LE BIBENDUM CÉLESTE
Tome 1 à 3 – France – 1994 / 2002
Genre : Fantastique
Dessinateur : Stéphane de Crecy
Scénariste : Stéphane de Crecy
Nombre de pages : 200 pages
Éditeur : Les Humanoïdes Associés
Date de sortie : 2 octobre 2024
LE PITCH
Cette histoire, contée pas le professeur Lombax, enfin plutôt par sa tête, est celle du phoque unijambiste Diego. À peine débarqué du navire où il est né d’un amas de pneus fondus, Diego est choisi au hasard par un des membres de l’équipe pédagogique municipale pour être candidat au Prix Nobel de l’Amour. Au cours de son apprentissage de candidat, il fait la connaissance de celui qui va être son seul compagnon, un chien aussi sympathique qu’obèse, qui va lui éviter bien des pièges. Mais il ne pourra pas éviter l’intervention du diable, qui a la ferme intention de gâcher le déroulement du Prix Nobel de l’Amour…
Art is (tragi) comedy
Au milieu des festivités pour fêter ses 50 ans, les Humanos ont forcément programmé toute une série de réédition de leurs séries ou albums les marquants et les plus remarqués. Un peu plus de dix ans après la première intégrale, le triptyque délirant de Nicolas de Crécy, Le Bibendum Céleste revient avec une nouvelle couverture, une belle jaquette et un papier épais comme pour un livre d’art.
Stéphane de Crecy n’est certainement pas un auteur de BD comme les autres. Venu du monde de l’animation où on a pu croiser ses designs et recherches visuelles sur le film de La Bande à Picsou, La Vieille dame et les pigeons, Steamboy ou plus récemment sur Les Boxtrolls, il entamait en 1993, après Foligatto avec Alexios Tjoyas au scénario, sa première bande-dessiné en tant qu’auteur complet, le présent Bibendum Céleste. Une œuvre profondément libre, personnelle, où l’artiste laisse totalement exploser sa furieuse capacité à créer un monde en forme de collage impossible, de superpositions d’idées plus décalées les uns que les autres, de personnages sérieusement allumés. Et l’approche graphique elle-même ne semble jamais vraiment savoir sur quel pied danser : des contours presque fauves, des planches bardées d’un rouge enflammé, d’autres plus éteintes, des personnages tour à tour fouillés ou réduits à quelques formes, des animaux, des humains, des têtes qui se trimballent toutes seuls, des allers-retours entre un joli bois bucolique et un enfer de pacotille où les soirées s’achèvent sur le balcon du Macumba… Si l’influence de l’expressionnisme allemand est aussi évidente que la frénésie apocalyptique d’un Bosch, entres deux visions cauchemardesques munchiennes, De Crécy pratique aussi le décalage cartoon, l’absurde en croquis et la peinture abstraite. Sans compter bien évidemment sur sa capacité sidérante à donner corps à une cité hors du temps, New-York-Sur-Loire, mégalopole franchouille dont les murs ont été façonnés par les déjections canines.

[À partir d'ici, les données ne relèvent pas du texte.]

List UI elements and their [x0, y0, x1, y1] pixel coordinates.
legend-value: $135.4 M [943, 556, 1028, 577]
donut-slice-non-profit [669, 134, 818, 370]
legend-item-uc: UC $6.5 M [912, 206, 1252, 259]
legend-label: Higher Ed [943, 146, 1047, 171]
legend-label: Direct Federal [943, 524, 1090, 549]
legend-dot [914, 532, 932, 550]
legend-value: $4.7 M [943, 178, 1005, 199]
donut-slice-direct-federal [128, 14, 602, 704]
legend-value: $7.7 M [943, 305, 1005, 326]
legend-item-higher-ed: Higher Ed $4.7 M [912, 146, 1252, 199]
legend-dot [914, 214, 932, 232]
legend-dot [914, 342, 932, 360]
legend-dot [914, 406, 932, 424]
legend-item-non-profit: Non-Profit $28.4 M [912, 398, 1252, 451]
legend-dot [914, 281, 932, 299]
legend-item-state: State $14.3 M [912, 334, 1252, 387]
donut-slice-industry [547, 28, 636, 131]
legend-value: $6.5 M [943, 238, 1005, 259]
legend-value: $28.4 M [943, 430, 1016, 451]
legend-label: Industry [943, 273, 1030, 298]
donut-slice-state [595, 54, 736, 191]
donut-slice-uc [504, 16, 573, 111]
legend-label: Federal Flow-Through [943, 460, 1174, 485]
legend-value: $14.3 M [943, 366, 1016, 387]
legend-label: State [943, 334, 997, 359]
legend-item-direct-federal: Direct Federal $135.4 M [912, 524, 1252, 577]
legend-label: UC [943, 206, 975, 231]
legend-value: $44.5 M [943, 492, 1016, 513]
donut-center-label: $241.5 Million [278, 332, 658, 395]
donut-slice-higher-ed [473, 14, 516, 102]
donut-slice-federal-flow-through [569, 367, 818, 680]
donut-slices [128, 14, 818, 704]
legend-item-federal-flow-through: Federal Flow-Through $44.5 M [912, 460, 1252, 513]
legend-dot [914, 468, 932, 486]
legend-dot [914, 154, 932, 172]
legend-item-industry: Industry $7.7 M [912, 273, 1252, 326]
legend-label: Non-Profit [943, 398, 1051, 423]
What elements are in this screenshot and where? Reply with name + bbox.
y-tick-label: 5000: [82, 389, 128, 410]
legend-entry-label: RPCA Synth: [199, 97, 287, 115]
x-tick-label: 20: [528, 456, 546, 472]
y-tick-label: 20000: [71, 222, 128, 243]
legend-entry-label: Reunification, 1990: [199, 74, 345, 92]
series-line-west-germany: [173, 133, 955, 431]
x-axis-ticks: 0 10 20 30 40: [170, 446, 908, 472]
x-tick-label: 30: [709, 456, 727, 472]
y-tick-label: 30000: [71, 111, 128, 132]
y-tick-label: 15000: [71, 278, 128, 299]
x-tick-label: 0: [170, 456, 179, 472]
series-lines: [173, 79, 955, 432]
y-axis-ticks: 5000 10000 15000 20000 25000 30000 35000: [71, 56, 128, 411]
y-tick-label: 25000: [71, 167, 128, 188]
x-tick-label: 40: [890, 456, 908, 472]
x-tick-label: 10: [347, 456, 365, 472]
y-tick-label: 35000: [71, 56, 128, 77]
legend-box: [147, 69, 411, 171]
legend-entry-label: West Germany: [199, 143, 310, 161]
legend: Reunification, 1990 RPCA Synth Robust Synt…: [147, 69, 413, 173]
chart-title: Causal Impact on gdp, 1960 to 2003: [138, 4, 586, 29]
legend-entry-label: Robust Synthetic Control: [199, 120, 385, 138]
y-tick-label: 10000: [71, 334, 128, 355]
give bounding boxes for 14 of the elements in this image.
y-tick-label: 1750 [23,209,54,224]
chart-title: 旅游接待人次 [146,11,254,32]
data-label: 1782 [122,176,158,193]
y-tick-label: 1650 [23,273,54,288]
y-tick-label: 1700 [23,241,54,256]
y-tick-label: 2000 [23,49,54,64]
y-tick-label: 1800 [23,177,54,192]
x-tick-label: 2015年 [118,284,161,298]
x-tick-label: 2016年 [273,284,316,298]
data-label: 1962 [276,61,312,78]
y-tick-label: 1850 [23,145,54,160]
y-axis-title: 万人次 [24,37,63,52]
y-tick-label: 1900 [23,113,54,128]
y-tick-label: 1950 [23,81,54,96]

La cité de demain et avant-hier
Des illustrations tour à tour hilarantes, inquiétantes, totalement folles, aussi fascinantes qu’excitantes mais dont l’incohérence volontaire, la constante mutation, ne peut que heurter certaines sensibilités plus classiques. Et tous ça au service de quoi nous direz-vous ? Et bien d’une histoire du même acajou, conte philosophique baroque ou un jeune phoque tout juste débarqué de son paquebot est embarqué par une équipe municipale hystérique pour faire de lui la nouvelle coqueluche du public et le gagnant d’un Nobel de l’amour, remis seulement une fois par siècle. On y cause image, opinion public, marketing, real politik, opium des masses, relooking, contrôle de la plèbe, érotisme de la masse blanche tandis qu’en coulisse se joue l’inénarrable bataille pour savoir qui gardera le pouvoir sur la narration de l’album en train de se dérouler devant nos yeux. Dans le premier tome c’est le brave Professeur Lombax, ou du moins sa tête, seul élément restant depuis un terrible accident de piano à pédale Turbo Diesel, qui tient solidement le crachoir, mais c’est finalement le diable qui va par la suite en prendre les rênes. Pas d’affrontement manichéen du bien contre le mal ici, puisque le bien n’est pas franchement d’une honnêteté confondante, et que notre brave Belzebuth, pas franchement aidé par ses camarades démons relativement débiles, va finir par tomber tristement au milieu d’une révolution canidée. Il faut parfois s’accrocher au bastingage pour suivre l’auteur dans tous ses délires, ses bifurcations, ses changements de vitesse et de voie, et même lui semble parfois se perdre un peu dans l’effervescence générale.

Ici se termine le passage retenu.